Bex, wow, I don’t know if I would have picked a stalk of rhubarb just to munch on as is, hats off ot you! We were lucky, Mom stewed rhubarb with sugar, and sometimes with strawberries from our fields. We surely are enjoying the squares and upside down cakes I have been baking with the rhubarb. I have my fingers crossed I will get some strawberries so that I can bake a Strawberry Rhubarb Something!
Oh my, you have a lot of garden pests! When we lived in Ontario, Japanese beetles were a real scourge. They ate the runner beans, nearly all of the flowers and some of the shrubs. Fingers crossed, so far we don’t have them here in Nova Scotia.
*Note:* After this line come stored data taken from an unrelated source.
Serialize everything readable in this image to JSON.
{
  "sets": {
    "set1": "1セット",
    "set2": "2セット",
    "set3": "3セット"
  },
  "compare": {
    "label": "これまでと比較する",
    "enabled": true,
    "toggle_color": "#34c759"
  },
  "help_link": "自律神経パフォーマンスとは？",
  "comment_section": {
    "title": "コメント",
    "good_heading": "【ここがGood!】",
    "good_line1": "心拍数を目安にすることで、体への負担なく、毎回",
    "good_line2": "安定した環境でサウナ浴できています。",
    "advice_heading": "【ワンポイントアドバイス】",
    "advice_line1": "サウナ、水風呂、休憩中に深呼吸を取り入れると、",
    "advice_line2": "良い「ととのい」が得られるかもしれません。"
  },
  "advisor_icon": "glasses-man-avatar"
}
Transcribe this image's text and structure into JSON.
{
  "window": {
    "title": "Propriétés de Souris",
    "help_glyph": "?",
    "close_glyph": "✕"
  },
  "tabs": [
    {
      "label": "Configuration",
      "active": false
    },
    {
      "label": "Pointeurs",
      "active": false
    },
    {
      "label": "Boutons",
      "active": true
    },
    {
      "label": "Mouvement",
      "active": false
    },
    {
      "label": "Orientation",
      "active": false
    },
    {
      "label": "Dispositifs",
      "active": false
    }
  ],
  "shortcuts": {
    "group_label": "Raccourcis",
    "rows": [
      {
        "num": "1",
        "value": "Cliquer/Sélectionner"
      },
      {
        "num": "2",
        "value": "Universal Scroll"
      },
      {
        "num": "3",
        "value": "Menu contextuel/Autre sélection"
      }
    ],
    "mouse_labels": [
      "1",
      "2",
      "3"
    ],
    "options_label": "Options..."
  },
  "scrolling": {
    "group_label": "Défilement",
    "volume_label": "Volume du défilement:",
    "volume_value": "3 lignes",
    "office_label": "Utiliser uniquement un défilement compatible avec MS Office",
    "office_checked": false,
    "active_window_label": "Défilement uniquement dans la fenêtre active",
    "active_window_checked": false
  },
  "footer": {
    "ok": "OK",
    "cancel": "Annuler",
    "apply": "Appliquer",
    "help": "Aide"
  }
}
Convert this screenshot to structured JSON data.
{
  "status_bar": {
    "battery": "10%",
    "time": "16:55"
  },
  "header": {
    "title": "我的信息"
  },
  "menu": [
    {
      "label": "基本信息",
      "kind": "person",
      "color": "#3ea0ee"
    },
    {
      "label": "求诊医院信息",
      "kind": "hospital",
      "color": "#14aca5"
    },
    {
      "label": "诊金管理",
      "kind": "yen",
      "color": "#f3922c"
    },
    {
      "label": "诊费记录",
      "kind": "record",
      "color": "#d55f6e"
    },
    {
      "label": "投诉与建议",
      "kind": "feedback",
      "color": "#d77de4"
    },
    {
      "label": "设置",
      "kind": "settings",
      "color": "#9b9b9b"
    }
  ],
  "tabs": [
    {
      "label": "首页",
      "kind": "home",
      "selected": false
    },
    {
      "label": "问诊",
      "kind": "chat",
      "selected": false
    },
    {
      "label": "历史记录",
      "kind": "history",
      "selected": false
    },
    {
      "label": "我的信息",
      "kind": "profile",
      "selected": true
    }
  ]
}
We cover a lot of our vegetable crops with white row cover fabric, especially leafy greens and strawberries to keep the rabbits and deer away. We use netting on our berries but we never seem to get the black currants netted before they’re gone. Funny thing is no critters bother eating the red currants! Thanks for your suggestion of drying the chives. I have a dehydrator so will try that.
Strawberry rhubarb pie is delicious! The amount of pests that want to kill my garden was an eye opener. I only grow flowers now and still get an assortment of beetles I have to fight off.
Sandra, I think the beetles that are eating our bean plants are called potato beetles, not sure though, but that is what they look like. Nasty little things! This year we have netting, so I am going to try to cover the black currant and see how far that gets me, we have oodles of birds here. I think the row hoops and covers are a great thing, so I am trying to get Attila on board with that, so far it hasn’t sparked his interest, but eventually I think he will adopt the method, it is his garden except for two of the raised beds which are mine. I have plans to net the strawberries the second I see a berry turning red. We have thousands of wild strawberries in the “lawn” and the birds love those, I am hoping that keeps them well distracted. Critters don’t like red currants, I didn’t know that! Well, there is one fruit that I will eventually be able to harvest from the garden! Let me know how the chives work out!
Sandy, I love Strawberry Rhubarb Pie! It is amazing how many competitors there are for our food! If farmers used nothing at all there would be a lot less food, and a lot that survived would be pretty chewed up. Luckily there are some organic solutions, we try those first, and of course hand picking the bugs off the plants, not my favourite task.